38 Çarmıhını yüklenip ardımdan gelmeyen bana layık değildir.
And the man who does not take his cross and follow in my steps is not worthy of me.
39 Canını kurtaran onu yitirecek. Canını benim uğruma yitiren ise onu kurtaracaktır.
He who has found his life will lose it, while he who, for my sake, has lost his life shall find it.
40 “Sizi kabul eden beni kabul etmiş olur. Beni kabul eden de beni göndereni kabul etmiş olur.
He who welcomes you is welcoming me; and he who welcomes me is welcoming him who sent me as his Messenger.
41 Bir peygamberi peygamber olduğu için kabul eden, peygambere yaraşan bir ödül alacaktır. Doğru birini doğru olduğu için kabul eden, doğru kişiye yaraşan bir ödül alacaktır.

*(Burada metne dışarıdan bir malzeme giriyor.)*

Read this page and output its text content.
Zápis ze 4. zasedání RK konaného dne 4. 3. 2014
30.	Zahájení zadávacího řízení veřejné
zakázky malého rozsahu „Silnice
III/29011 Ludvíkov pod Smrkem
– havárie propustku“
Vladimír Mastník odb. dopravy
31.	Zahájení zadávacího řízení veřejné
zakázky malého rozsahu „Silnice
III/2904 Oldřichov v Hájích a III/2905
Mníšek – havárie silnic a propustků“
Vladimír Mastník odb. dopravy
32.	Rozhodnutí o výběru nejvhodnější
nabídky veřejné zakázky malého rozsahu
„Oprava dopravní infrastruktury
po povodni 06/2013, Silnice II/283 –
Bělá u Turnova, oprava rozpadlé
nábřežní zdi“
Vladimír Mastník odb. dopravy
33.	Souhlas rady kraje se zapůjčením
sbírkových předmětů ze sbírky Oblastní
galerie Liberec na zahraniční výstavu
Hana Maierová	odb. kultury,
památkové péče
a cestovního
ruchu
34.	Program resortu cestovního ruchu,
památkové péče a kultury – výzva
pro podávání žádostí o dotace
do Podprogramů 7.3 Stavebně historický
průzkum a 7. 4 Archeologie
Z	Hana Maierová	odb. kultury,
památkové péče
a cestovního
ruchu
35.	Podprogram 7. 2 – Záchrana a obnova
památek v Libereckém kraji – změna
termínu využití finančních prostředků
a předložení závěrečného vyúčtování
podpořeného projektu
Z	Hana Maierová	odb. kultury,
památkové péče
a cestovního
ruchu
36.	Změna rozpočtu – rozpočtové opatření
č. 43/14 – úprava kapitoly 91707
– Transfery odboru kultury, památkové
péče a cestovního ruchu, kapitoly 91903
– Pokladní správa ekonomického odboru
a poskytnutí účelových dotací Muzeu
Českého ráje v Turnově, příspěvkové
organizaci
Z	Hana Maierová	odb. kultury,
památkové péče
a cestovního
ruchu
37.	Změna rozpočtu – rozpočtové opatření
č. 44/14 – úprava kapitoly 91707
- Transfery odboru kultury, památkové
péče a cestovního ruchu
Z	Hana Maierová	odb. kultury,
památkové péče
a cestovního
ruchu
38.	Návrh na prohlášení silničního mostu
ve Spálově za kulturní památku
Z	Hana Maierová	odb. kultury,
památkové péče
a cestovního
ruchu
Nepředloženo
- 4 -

He who welcomes a Prophet, because he is a Prophet, shall receive a Prophet’s reward; and he who welcomes a good man, because he is a good man, shall receive a good man’s reward.
42 Bu sıradan kişilerden birine, öğrencim olduğu için bir bardak soğuk su bile veren, size doğrusunu söyleyeyim, ödülsüz kalmayacaktır.”
And, if any one gives but a cup of cold water to one of these lowly ones because he is a disciple, I tell you that he shall assuredly not lose his reward.”